Health problems that may result from eating fish with PCBs range from small changes over time, that are hard to detect, to effects on birthweight and cancer. Women who eat highly contaminated fish and become pregnant may have an increased risk of having children who are slower to develop and learn.

The CCE says exposure to contaminants may have a greater effect on young children than adults. For women over 50 years of age and men older than 15, four species of fish (rock bass, yellow perch, alewife and blueback herring) from this stretch of the Hudson River can be eaten once a month.  South of the Rip Van Winkle Bridge in Catskill, more species fish can be eaten up to one meal per month, including striped bass.
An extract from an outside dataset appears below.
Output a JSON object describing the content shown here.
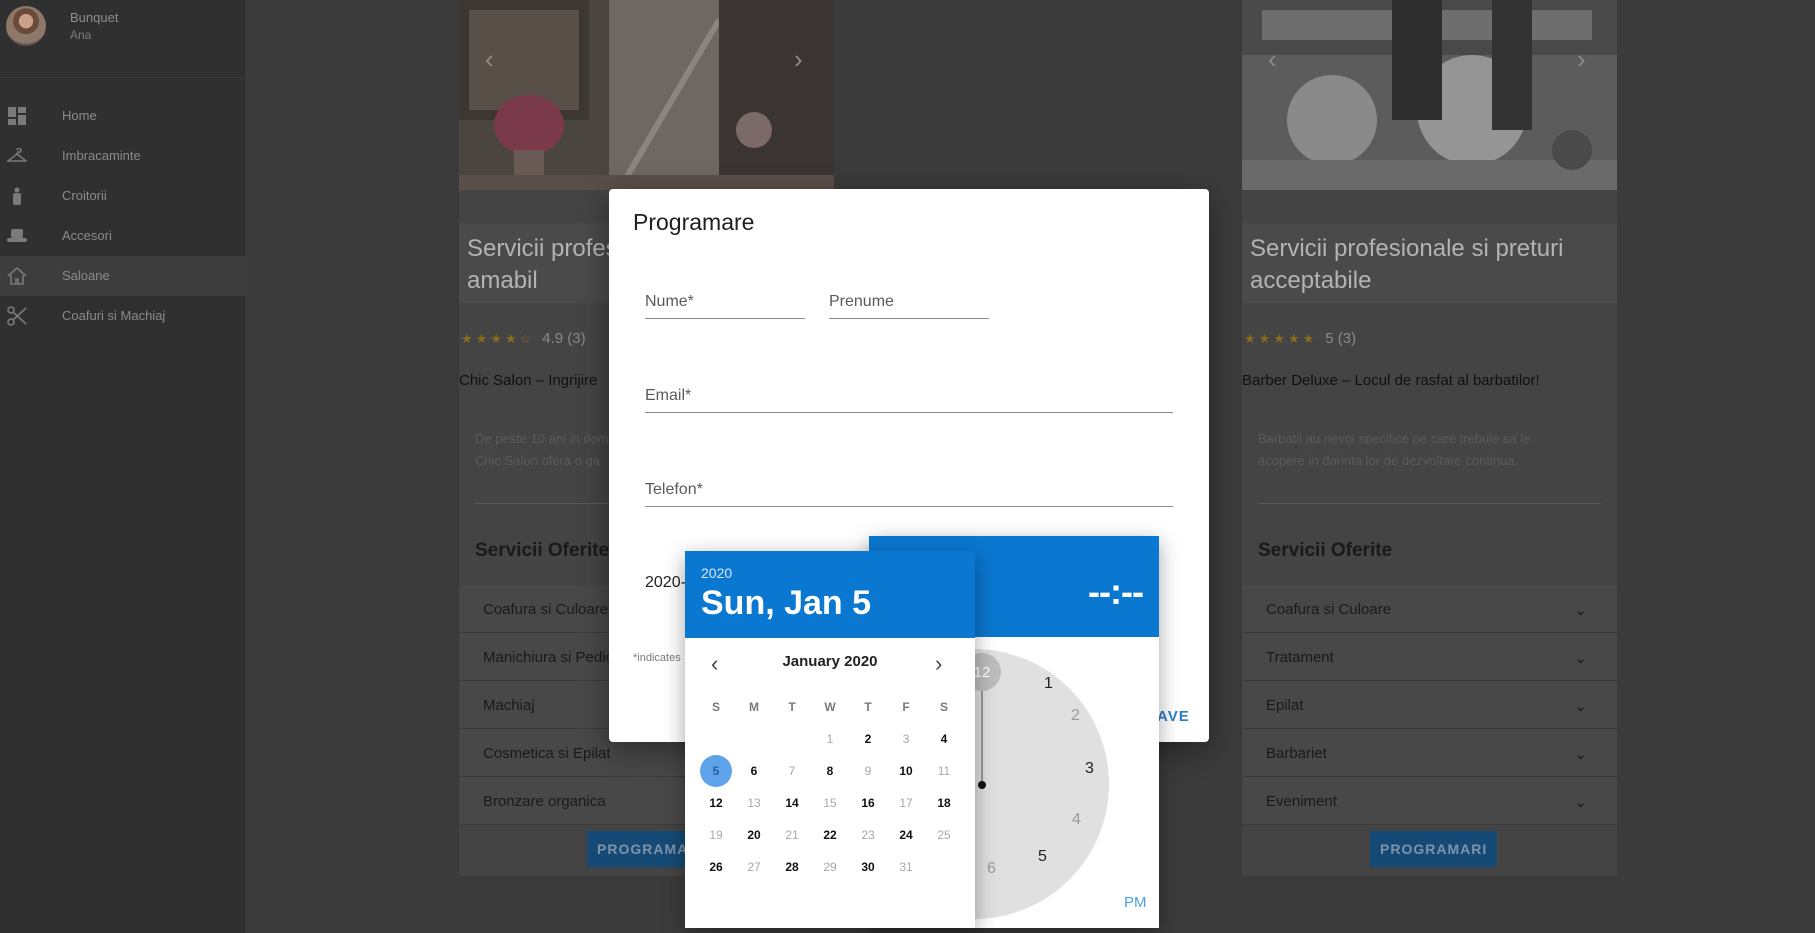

Fortunately, the CCE says the majority of waters in Albany County are clean and the whole family can eat a meal of fish caught in them once a week.

Where to fish

Two water bodies in Albany County are Ann Lee Pond in Colonie, and Thompson’s Lake in Berne/Knox. They are both popular for ice fishing and have public access to fishing. Go to www.health.ny.gov/fish to find a list of fishing waters with public access.

What you might catch

Fish species that are common in Ann Lee Pond include Common Carp, Brown Bullhead, Pumpkinseed, Bluegill, Largemouth Bass, White Crappie, Black Crappie and Yellow Perch.  In addition to those fish, Thompson’s Lake also has Rainbow Trout, Brown Trout, Smallmouth Bass, and Chain Pickerel. 

How to prepare for your fishing trip

Be prepared for changing winter weather conditions like snow, ice and cold weather by wearing layers of clothing. In case of an emergency, you might consider planning ahead and bringing things like first aid supplies, food and water, a map and sun protection. Finally, you should let someone know your route and return time in the case of getting lost or stuck at your fishing location.

Check the DEC website for licenses and regulations pertaining to fresh water fishing in Upstate New York.